Well, onwards...I divided the batter up between the two prepared 6-inch pans. As I smoothed the top, a lot of large bubbles formed and popped. But, the batter did fill the pans about half-way. Into the oven to see what happened...
They certainly did not turn out 2 inches high. More like 1 1/4 inches. But the worst surprise was when I turned them over and took off the parchment liners. At the bottom, there was a heavy, dense layer that almost reminded me of the rind on a cheese.
See it in that picture above? Yuck! I tried a tiny bite of the "rind," and it was tough and awful. So, I just cut it all off.
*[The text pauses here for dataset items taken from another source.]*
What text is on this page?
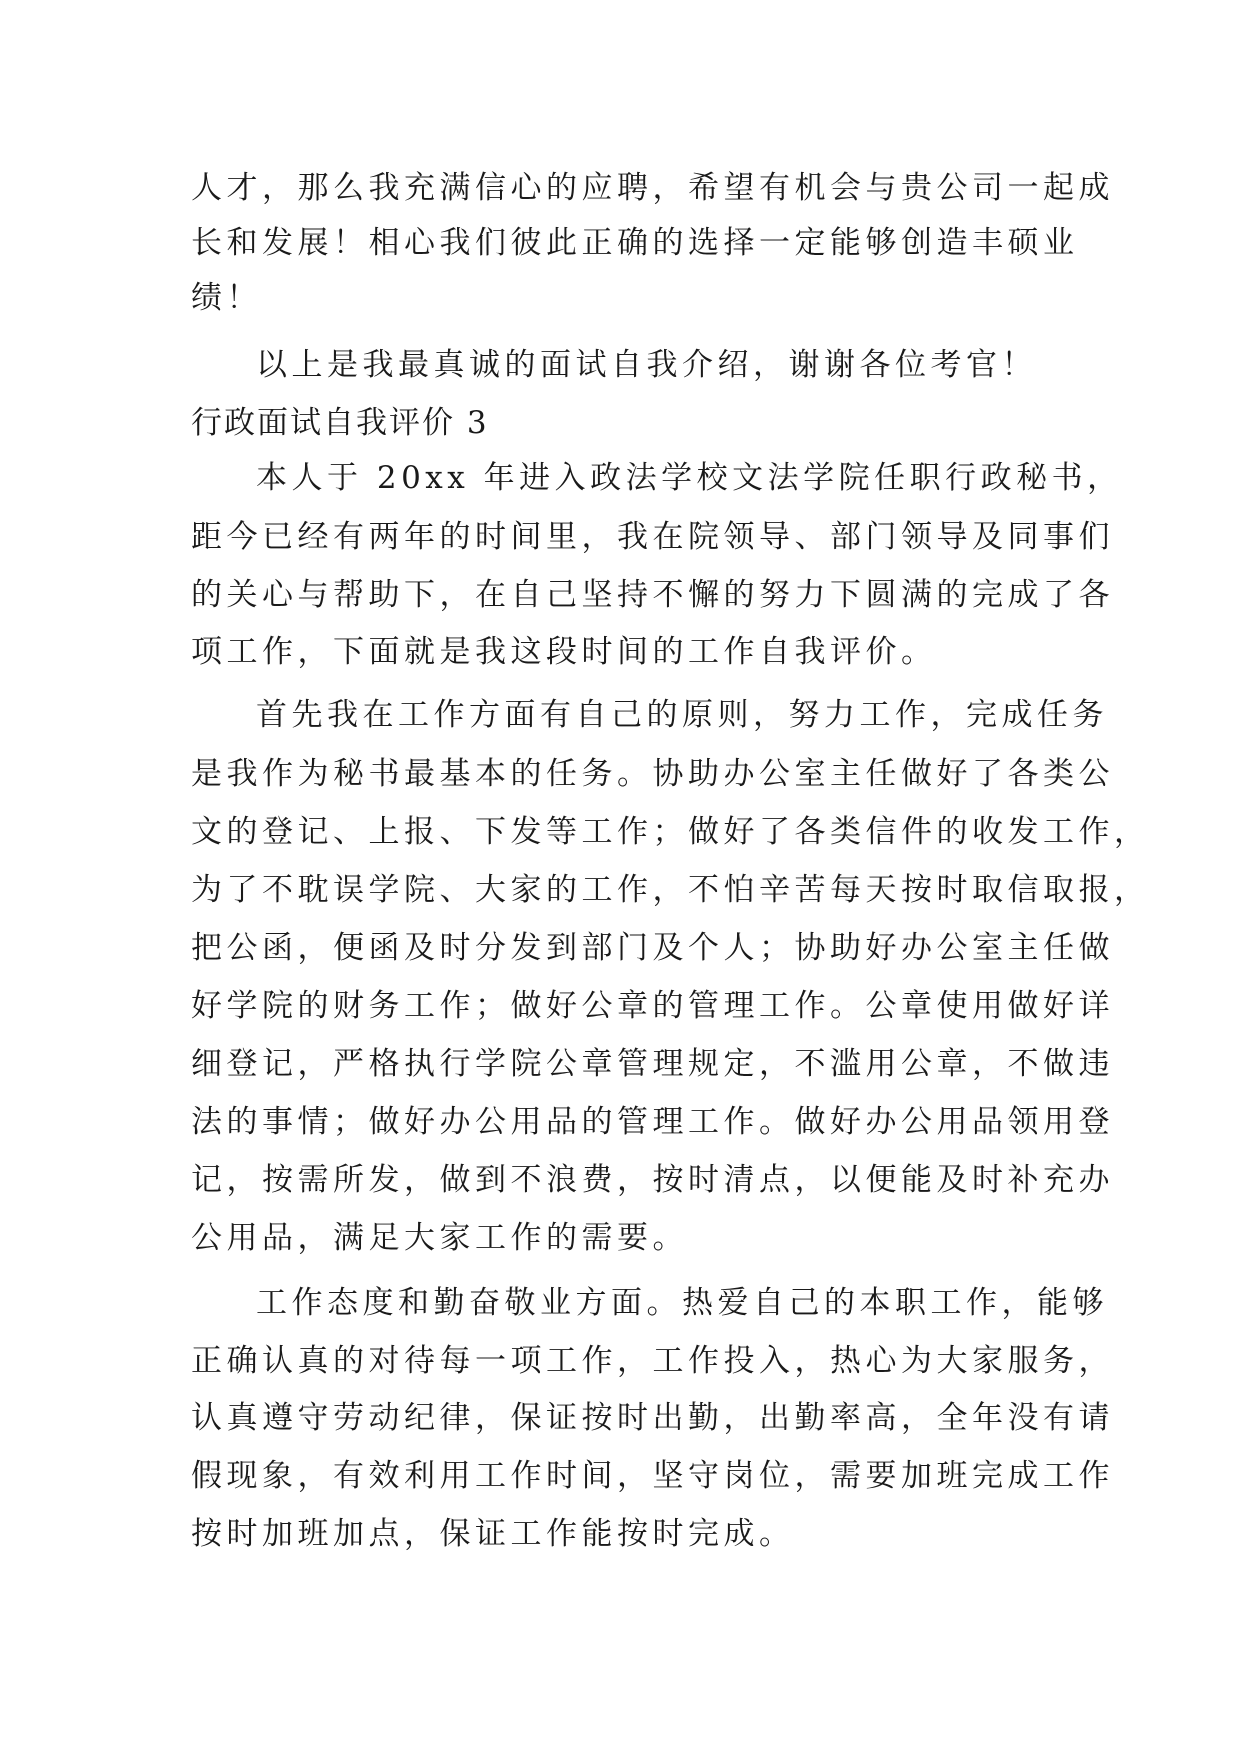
人才，那么我充满信心的应聘，希望有机会与贵公司一起成
长和发展！相心我们彼此正确的选择一定能够创造丰硕业
绩！
以上是我最真诚的面试自我介绍，谢谢各位考官！
行政面试自我评价 3
本人于 20xx 年进入政法学校文法学院任职行政秘书，
距今已经有两年的时间里，我在院领导、部门领导及同事们
的关心与帮助下，在自己坚持不懈的努力下圆满的完成了各
项工作，下面就是我这段时间的工作自我评价。
首先我在工作方面有自己的原则，努力工作，完成任务
是我作为秘书最基本的任务。协助办公室主任做好了各类公
文的登记、上报、下发等工作；做好了各类信件的收发工作，
为了不耽误学院、大家的工作，不怕辛苦每天按时取信取报，
把公函，便函及时分发到部门及个人；协助好办公室主任做
好学院的财务工作；做好公章的管理工作。公章使用做好详
细登记，严格执行学院公章管理规定，不滥用公章，不做违
法的事情；做好办公用品的管理工作。做好办公用品领用登
记，按需所发，做到不浪费，按时清点，以便能及时补充办
公用品，满足大家工作的需要。
工作态度和勤奋敬业方面。热爱自己的本职工作，能够
正确认真的对待每一项工作，工作投入，热心为大家服务，
认真遵守劳动纪律，保证按时出勤，出勤率高，全年没有请
假现象，有效利用工作时间，坚守岗位，需要加班完成工作
按时加班加点，保证工作能按时完成。
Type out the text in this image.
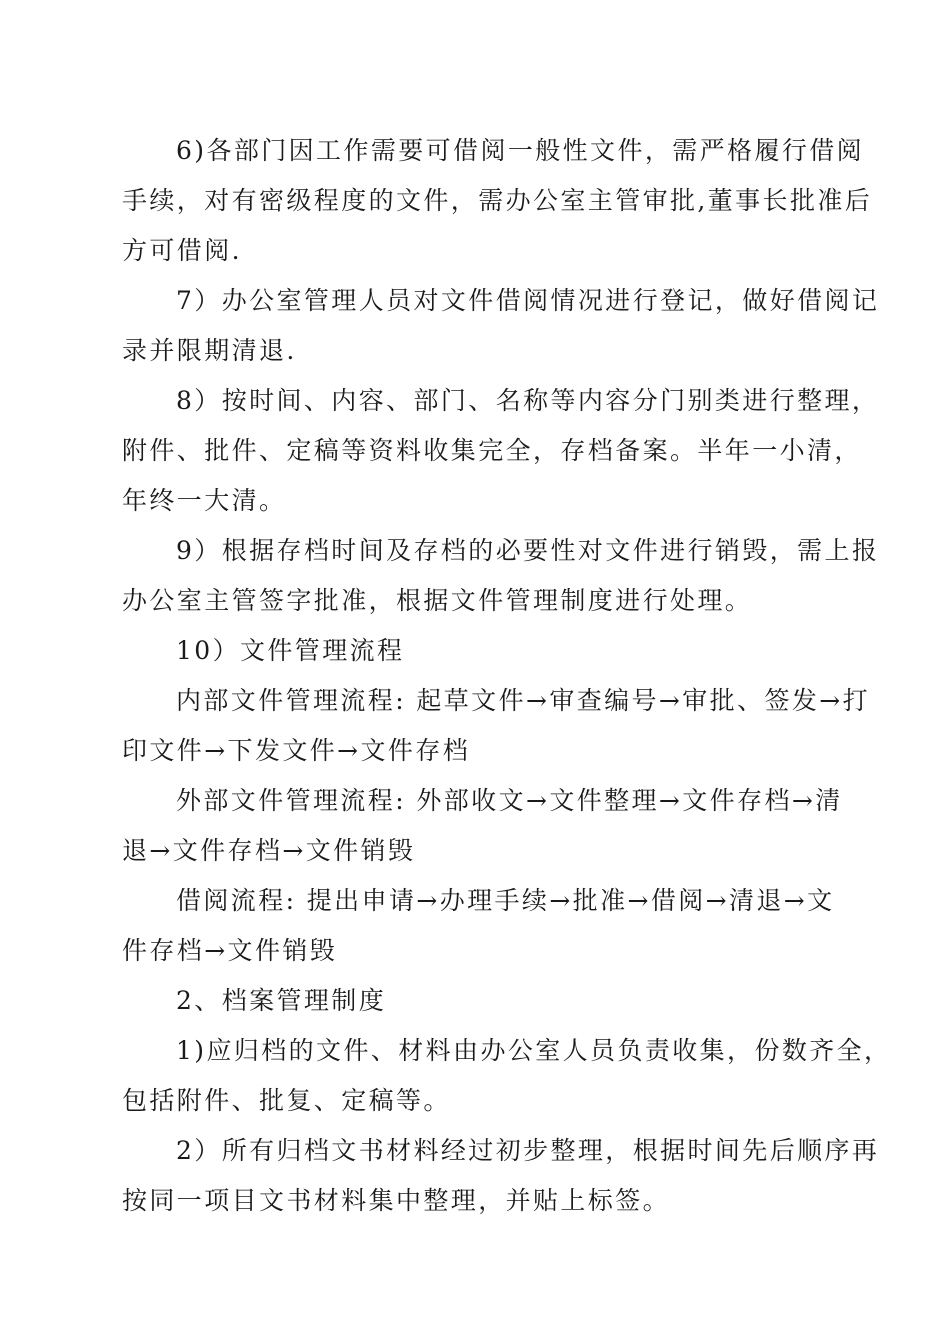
6)各部门因工作需要可借阅一般性文件，需严格履行借阅
手续，对有密级程度的文件，需办公室主管审批,董事长批准后
方可借阅.

7）办公室管理人员对文件借阅情况进行登记，做好借阅记
录并限期清退.

8）按时间、内容、部门、名称等内容分门别类进行整理，
附件、批件、定稿等资料收集完全，存档备案。半年一小清，
年终一大清。

9）根据存档时间及存档的必要性对文件进行销毁，需上报
办公室主管签字批准，根据文件管理制度进行处理。

10）文件管理流程

内部文件管理流程: 起草文件→审查编号→审批、签发→打
印文件→下发文件→文件存档

外部文件管理流程: 外部收文→文件整理→文件存档→清
退→文件存档→文件销毁

借阅流程: 提出申请→办理手续→批准→借阅→清退→文
件存档→文件销毁

2、档案管理制度

1)应归档的文件、材料由办公室人员负责收集，份数齐全，
包括附件、批复、定稿等。

2）所有归档文书材料经过初步整理，根据时间先后顺序再
按同一项目文书材料集中整理，并贴上标签。
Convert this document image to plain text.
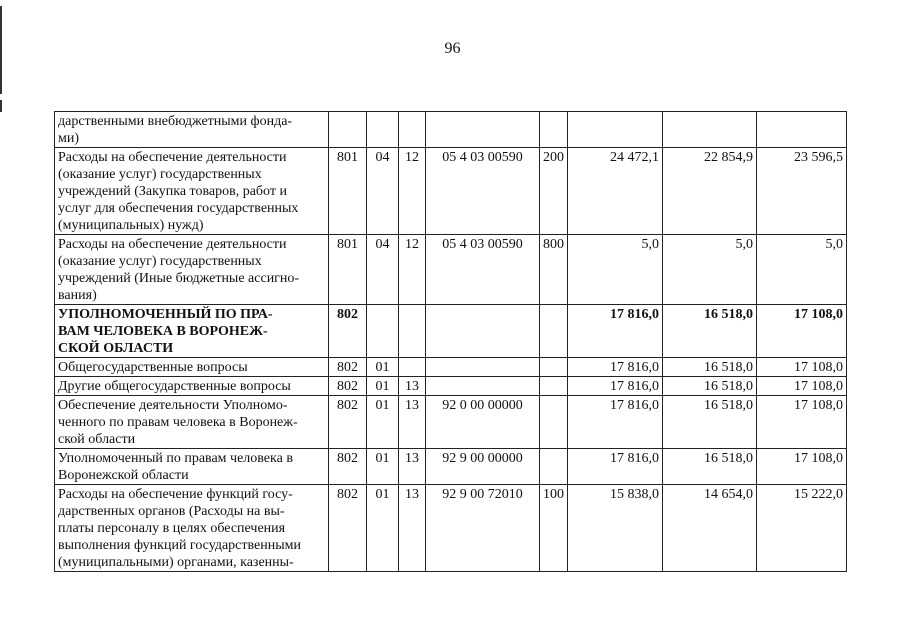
96
дарственными внебюджетными фонда-
ми)								
Расходы на обеспечение деятельности
(оказание услуг) государственных
учреждений (Закупка товаров, работ и
услуг для обеспечения государственных
(муниципальных) нужд)	801	04	12	05 4 03 00590	200	24 472,1	22 854,9	23 596,5
Расходы на обеспечение деятельности
(оказание услуг) государственных
учреждений (Иные бюджетные ассигно-
вания)	801	04	12	05 4 03 00590	800	5,0	5,0	5,0
УПОЛНОМОЧЕННЫЙ ПО ПРА-
ВАМ ЧЕЛОВЕКА В ВОРОНЕЖ-
СКОЙ ОБЛАСТИ	802					17 816,0	16 518,0	17 108,0
Общегосударственные вопросы	802	01				17 816,0	16 518,0	17 108,0
Другие общегосударственные вопросы	802	01	13			17 816,0	16 518,0	17 108,0
Обеспечение деятельности Уполномо-
ченного по правам человека в Воронеж-
ской области	802	01	13	92 0 00 00000		17 816,0	16 518,0	17 108,0
Уполномоченный по правам человека в
Воронежской области	802	01	13	92 9 00 00000		17 816,0	16 518,0	17 108,0
Расходы на обеспечение функций госу-
дарственных органов (Расходы на вы-
платы персоналу в целях обеспечения
выполнения функций государственными
(муниципальными) органами, казенны-	802	01	13	92 9 00 72010	100	15 838,0	14 654,0	15 222,0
My theory is that the butter came out of emulsion, dropped to the bottom of the cake, and formed a thick gooey layer that then baked hard.
At this point I was left with two somewhat denser genoise layers about 1 inch tall. OK, let's just make the cake with those! I figured I had about 3/4 of the genoise left, so I made up 3/4 of the syrup recipe (sugar, tangelo juice, Grand Marnier) and used it to soak the cake. I layered with the tangelo curd, made up all of the ganache glaze recipe (because extra ganache is never bad, especially when it has Grand Marnier in it too), and went ahead with the recipe. The decorations are home-made candied tangelo peel.
By the way, I didn't have the 60% percent chocolate called for in the ganache, so for 4 ounces of 60-62% chocolate, I substituted 3.5 ounces of 70% plus 0.5 ounces of sugar.
Despite the genoise disaster, this was very tasty. As someone else said, this is a "grown-up" cake, with the bitter/sour notes of the chocolate and orange. And it's very elegant. It was a lot of work, though. All those different components, and then putting them together, and waiting for it to mature...
I'm still determined to master genoise! I think I may try Shirley's recipe -- it is very similar to Rose's except that Shirley adds extra egg yolks. Egg yolks contain natural emulsifiers -- maybe that would help the butter to mix in better. Just you wait, genoise, I'll get you yet!